O reclamado anexa ao seu recurso os documentos das fls. 231-4, sem justificar porque não os juntou aos autos durante a fase instrutória. Tampouco alega que se refiram a fato posterior à sentença. Diante disso, aplica-se ao caso a Súmula 8 do TST e não se conhece dos documentos juntados extemporaneamente em grau recursal.

MÉRITO

1 PRESCRIÇÃO DO DIREITO DE AÇÃO. ACIDENTE TÍPICO DE TRABALHO. INDENIZAÇÃO POR DANOS MORAIS

Segundo a sentença, no período anterior à Emenda Constitucional 45/2004 (quando ocorreu o acidente) deve-se levar em conta o entendimento majoritário dos Tribunais nessa época. O Juízo aplicou a prescrição prevista no CC de 1916 conforme a regra de transição fixada no art. 2028 do CC em vigor. Fundamentou que o acidente que causou a morte do empregado ocorreu em 31-8-2002 (fls. 19-20) e o CC atual entrou em vigor em 12-01-2003, quando não havia transcorrido metade do prazo prescricional de vinte anos previsto no CC de 1916. Considerou que a prescrição, no caso, somente seria implementada em 31-8-2022.

A relamada recorre ao argumento de que a prescrição aplicável ao caso é a prevista no art. 7º, XXIX, da CF. Requer seja reconhecida a prescrição do direito de ação.

À análise.

Observa-se, de início, que o juízo se confundiu ao aplicar a lei civil no tempo.

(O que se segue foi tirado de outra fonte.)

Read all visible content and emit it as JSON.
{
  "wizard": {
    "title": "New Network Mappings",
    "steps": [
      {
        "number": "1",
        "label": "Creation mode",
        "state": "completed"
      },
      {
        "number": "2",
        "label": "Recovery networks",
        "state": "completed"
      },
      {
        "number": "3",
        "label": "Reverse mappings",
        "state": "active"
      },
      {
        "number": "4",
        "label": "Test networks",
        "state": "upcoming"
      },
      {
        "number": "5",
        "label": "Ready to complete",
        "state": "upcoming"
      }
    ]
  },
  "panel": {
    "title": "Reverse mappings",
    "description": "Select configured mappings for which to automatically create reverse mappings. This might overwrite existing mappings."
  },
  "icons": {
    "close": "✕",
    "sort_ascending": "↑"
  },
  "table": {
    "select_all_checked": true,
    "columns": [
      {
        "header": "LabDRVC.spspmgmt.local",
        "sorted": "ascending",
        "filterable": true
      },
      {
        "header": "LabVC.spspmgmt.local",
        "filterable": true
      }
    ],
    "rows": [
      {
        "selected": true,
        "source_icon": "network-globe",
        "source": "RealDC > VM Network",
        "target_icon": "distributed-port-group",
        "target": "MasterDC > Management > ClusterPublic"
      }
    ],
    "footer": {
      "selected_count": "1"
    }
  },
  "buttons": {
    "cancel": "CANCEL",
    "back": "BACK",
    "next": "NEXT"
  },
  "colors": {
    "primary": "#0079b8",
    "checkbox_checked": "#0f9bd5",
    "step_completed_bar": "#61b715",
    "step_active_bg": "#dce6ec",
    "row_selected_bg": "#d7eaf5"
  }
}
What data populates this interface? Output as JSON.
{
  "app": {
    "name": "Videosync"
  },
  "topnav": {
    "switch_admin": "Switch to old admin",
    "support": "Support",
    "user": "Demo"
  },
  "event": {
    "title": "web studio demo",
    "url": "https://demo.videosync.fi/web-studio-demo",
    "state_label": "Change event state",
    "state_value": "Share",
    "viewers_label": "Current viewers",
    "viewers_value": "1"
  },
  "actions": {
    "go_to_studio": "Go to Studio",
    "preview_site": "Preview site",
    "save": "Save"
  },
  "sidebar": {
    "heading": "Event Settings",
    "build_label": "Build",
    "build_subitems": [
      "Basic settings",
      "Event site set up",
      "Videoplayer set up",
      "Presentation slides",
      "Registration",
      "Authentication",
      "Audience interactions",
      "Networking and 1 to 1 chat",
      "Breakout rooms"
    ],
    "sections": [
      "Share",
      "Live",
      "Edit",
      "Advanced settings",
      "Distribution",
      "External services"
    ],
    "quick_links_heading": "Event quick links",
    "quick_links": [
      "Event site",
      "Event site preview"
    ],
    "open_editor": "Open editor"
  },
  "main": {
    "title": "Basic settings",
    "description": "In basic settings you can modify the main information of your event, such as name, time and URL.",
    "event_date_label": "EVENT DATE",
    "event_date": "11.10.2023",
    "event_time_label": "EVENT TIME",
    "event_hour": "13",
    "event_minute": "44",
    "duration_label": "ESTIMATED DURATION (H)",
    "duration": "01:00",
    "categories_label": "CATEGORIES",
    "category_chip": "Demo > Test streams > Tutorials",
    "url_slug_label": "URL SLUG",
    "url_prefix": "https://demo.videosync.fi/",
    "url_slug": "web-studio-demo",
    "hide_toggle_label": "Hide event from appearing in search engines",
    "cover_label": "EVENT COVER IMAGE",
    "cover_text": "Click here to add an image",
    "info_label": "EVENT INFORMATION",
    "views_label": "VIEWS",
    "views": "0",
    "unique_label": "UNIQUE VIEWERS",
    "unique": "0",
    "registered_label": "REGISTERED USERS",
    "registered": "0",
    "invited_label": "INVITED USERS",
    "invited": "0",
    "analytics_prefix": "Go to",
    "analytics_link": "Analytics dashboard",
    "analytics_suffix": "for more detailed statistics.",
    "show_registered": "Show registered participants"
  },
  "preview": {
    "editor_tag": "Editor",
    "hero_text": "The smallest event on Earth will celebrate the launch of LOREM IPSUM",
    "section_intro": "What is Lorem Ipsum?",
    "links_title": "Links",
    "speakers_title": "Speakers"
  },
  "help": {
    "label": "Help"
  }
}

Em realidade, o não transcurso de metade do prazo prescricional do CC revogado à data da vigência do atual importaria a aplicação do prazo do novo Código, e não o prazo do anterior - de 20 anos. De qualquer modo, mantém-se a sentença por fundamento diverso mediante a aplicação da regra prescricional do art. 7º da Constituição, mas com a modulação necessária devido à natureza do crédito - resultante de ilícito absoluto - que determina a aplicação da prescrição parcial.

A respeito do prazo de prescrição das pretensões pessoais a reparações oriundas de acidentes do trabalho ou de doenças ocupacionais a ele equiparadas, verifica-se largo dissenso doutrinário e jurisprudencial na área de competência da Justiça do Trabalho. Para efeito de definição sobre qual a regra prescricional incidente e o modo de sua aplicação, importa que, antes, se estabeleçam distinções acerca dos direitos fundamentais em causa.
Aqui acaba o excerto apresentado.